Fakat Âkif, zorluklar karşısında yılmayan karakterine rağmen, son derece duygulu bir insandı. Bursa’nın işgali ve Yunan askerlerinin ecdat kabirlerine hakaret eden davranışları onu çok fazla üzmüş ve şu acılı mısraları söyletmiştir:
Eşin var, âşiyânın var, bahârın var ki beklerdin;
Kıyâmetler koparmak neydi, ey bülbül,nedir derdin?
………
Tesellîden nasîbim yok, hazân ağlar bahârımda;
Bugün bir hânümânsız serserîyim öz diyârımda!
Ne hüsrândır ki: Şark’ın ben vefâsız kansız evlâdı,
Serâpâ Garb’a çiğnettim de çıktım hâk-i ecdâdı!
……
Yıkılmış hânümânlar yerde işkenceyle kıvransın;
Serilmiş gövdeler, binlerce, yüzbinlerce doğransın!
Dolaşsın, sonra, İslâm’ın harem-gâhında nâ-mahrem…
Benim hakkım, sus ey bülbül, senin hakkın değil mâtem!
Şiirindeki inanmışlıkla ve samimiyetle milletin her kesimine hitâb edebilmiş kaç şair gösterilebilir?
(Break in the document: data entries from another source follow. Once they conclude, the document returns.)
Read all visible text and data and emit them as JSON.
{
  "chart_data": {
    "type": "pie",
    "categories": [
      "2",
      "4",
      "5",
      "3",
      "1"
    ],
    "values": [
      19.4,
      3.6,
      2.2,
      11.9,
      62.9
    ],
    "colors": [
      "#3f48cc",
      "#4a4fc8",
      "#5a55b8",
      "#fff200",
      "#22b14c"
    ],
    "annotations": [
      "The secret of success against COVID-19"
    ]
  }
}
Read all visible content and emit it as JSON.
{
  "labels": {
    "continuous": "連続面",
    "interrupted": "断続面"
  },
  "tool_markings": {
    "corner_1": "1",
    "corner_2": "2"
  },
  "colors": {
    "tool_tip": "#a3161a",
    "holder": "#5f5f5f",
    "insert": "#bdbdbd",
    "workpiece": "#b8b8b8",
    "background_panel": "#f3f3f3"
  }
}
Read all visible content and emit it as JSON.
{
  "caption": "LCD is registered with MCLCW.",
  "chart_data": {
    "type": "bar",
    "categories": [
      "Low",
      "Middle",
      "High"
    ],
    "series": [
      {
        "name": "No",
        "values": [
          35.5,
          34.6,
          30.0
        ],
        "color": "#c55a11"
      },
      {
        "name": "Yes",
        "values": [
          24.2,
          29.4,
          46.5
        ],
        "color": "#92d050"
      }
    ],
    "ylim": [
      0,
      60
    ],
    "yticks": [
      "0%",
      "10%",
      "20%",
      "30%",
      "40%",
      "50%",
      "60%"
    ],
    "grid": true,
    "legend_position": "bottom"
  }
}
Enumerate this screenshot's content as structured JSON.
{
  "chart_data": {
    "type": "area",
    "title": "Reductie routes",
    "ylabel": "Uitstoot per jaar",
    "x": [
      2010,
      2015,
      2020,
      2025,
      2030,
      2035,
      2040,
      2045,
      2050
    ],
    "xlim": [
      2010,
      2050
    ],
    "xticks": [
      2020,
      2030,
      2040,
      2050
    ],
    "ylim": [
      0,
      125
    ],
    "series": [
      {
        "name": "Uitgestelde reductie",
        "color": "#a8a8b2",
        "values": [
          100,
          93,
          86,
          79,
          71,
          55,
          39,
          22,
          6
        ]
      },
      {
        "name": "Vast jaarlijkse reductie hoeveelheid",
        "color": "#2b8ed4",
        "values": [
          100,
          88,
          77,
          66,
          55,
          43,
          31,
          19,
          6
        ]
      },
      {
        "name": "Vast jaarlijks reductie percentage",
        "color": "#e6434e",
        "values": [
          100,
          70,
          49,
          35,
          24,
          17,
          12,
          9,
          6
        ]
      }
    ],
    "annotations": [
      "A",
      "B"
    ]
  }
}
Âkif, muhakkak ki bu mazhariyete erebilmiş birkaç şairden birisidir.
[1] Nazîf şiirini Ankara’ya göndermiş, 1 Aralık 1920 tarihli Hâkimiyet-i Milliye gazetesinde yayınlanmıştır.
[2] Mehmet Emin Erişirgil’den nakleden M.Ertuğrul Düzdağ, Mehmed Âkif Ersoy, Kaynak Kitaplığı, İstanbul, 2004, s.89
[3] Bk.M.Ertuğrul Düzdağ, Mehmed Âkif Ersoy, Işık Yayınevi Kaynak Kitaplığı, İstanbul, 2004, s.88 vd.